Als auch der Markus nicht mehr kam, war sie einsam, die Maria, eine Zeitlang. Hat allein geschaukelt. Aber dann ging der Tirschenreuter Alex spazieren, am Spielplatz vorbei. Hielt dort an. Sprach mit Maria. Der Alex, Leut, müsst ihr wissen, ist verheirat mit der Vroni vom Oberdorfer Sepp. Zwei Kinder hat er mit ihr. Ganz frisch. Aber er blieb stehen und sprach lange mit der Maria. Erst einen Abend, dann wieder und dann wieder. Und wenn mich mein Feldstecher nicht getäuscht hat, war er mit mehr als einem Finger in der Maria. Immer wieder.
Aber auch der Alex konnte nicht immer kommen. Trotzdem schaukelte Maria, immer ab 00:00 Uhr. Das Dorf reagiert, es gab mehr Spaziergänger. Der Anreiner Toni, der Weghammer Sepp. Nur als Beispiel. Alle beide, und sie wurden willkommen geheißen von dem Madl. Einer oben, einer unten. Einer hinten, einer vorn. Gott segne die Nachtausrüstung, die ich hab heimbringen können. Ist wie ein Krimi, was da zu sehen ist.
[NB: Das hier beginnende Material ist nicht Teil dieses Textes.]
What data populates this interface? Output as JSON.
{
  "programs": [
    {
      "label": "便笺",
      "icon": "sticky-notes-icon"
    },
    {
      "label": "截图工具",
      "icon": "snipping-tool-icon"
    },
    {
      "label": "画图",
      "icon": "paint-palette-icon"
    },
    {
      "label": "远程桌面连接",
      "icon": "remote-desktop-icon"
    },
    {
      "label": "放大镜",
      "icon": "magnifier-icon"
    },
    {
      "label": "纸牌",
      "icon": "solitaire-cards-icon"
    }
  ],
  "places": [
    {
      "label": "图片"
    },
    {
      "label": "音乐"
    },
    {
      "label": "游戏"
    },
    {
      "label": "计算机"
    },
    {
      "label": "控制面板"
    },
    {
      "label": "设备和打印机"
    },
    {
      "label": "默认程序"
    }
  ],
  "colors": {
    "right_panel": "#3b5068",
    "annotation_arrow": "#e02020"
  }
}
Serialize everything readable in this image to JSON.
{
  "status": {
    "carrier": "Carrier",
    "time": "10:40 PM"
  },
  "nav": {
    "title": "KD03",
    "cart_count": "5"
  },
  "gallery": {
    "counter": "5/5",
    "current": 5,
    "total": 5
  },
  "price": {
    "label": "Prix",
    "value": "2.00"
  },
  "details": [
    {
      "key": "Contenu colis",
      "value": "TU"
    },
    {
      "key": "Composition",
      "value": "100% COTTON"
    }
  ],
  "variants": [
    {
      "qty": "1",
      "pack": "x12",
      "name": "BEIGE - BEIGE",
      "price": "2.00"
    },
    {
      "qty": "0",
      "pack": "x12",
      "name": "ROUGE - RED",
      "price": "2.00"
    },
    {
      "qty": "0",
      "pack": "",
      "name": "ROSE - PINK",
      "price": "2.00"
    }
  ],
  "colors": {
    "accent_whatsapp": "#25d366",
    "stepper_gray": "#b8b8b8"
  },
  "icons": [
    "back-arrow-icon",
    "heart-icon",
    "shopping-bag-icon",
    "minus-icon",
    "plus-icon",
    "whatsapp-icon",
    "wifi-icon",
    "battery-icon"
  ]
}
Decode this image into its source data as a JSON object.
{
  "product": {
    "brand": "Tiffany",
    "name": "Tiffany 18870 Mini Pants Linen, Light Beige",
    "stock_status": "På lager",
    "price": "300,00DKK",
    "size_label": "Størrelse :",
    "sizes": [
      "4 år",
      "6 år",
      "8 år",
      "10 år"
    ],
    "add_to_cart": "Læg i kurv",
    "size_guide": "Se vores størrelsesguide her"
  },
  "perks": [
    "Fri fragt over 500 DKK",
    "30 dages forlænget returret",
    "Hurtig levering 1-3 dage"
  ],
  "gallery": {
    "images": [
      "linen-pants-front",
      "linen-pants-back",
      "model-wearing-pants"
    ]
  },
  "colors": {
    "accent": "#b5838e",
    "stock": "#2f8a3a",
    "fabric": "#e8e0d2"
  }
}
Dann ging der Untergrünger Xaver auf dem Rückweg von der Kneipe am Spielplatz vorbei, so langsam sprach es sich herum. Junggesellen oder frisch verheiratete Burschen, alte Männer oder die Bauern vom Stamm, sie alle wussten: Die Maria schaukelt. Und ist frisch bereit. Offen. Und so führte sie ihr Weg am Spielplatz vorbei, in der Nacht, zwischen null Uhr und zwei. Zur Marie, die nur allzu bereit war.
Ich hab mir das lange angesehen, immer wieder vom Balkon aus. Jede Nacht. Die Maria und dieser Mann, jener Mann. Wie sie da kniet im Sand vom Spielplatz. Oder ihre Beine spreizt auf der Schaukel. Hat ja nie lange gedauert. Mein Nachtsichtgerät hat so viele Details gezeigt, dass der kleine Teufel nicht drauf kommen kann, wieviel ich über ihn weiß.
Ist schon klar, sie glaubt, die Maria, dass sie niemand gesehen hat, so mitten in der Nacht. Dass alle glauben, sie hätte nur geschaukelt. Dass niemand gesehen hätte, wie sie ihre Lippen so weit aufgemacht hat, dass sich da jemand reinschieben kann, der bereits verheiratet ist. Sie lebt wohl in einer Welt, in der sie rein und weiß ist, unbefleckt, obwohl so viele schon ihre Flecken auf ihrem Hemd hinterlassen haben.
Ich traue meinem Nachtsichtgerät. Es lügt nicht.
Heute Nacht schaukelt Maria wieder. Niemand sonst in Sicht. Und alle diejenigen, die sie die letzten Wochen hatte, bleiben heute Nacht zuhause. Heute, am heiligen Abend.
Ich packe mein Nachtsichtgerät ein. Heute werde ich hinaus gehen, zum Spielplatz. Weil: Maria schaukelt.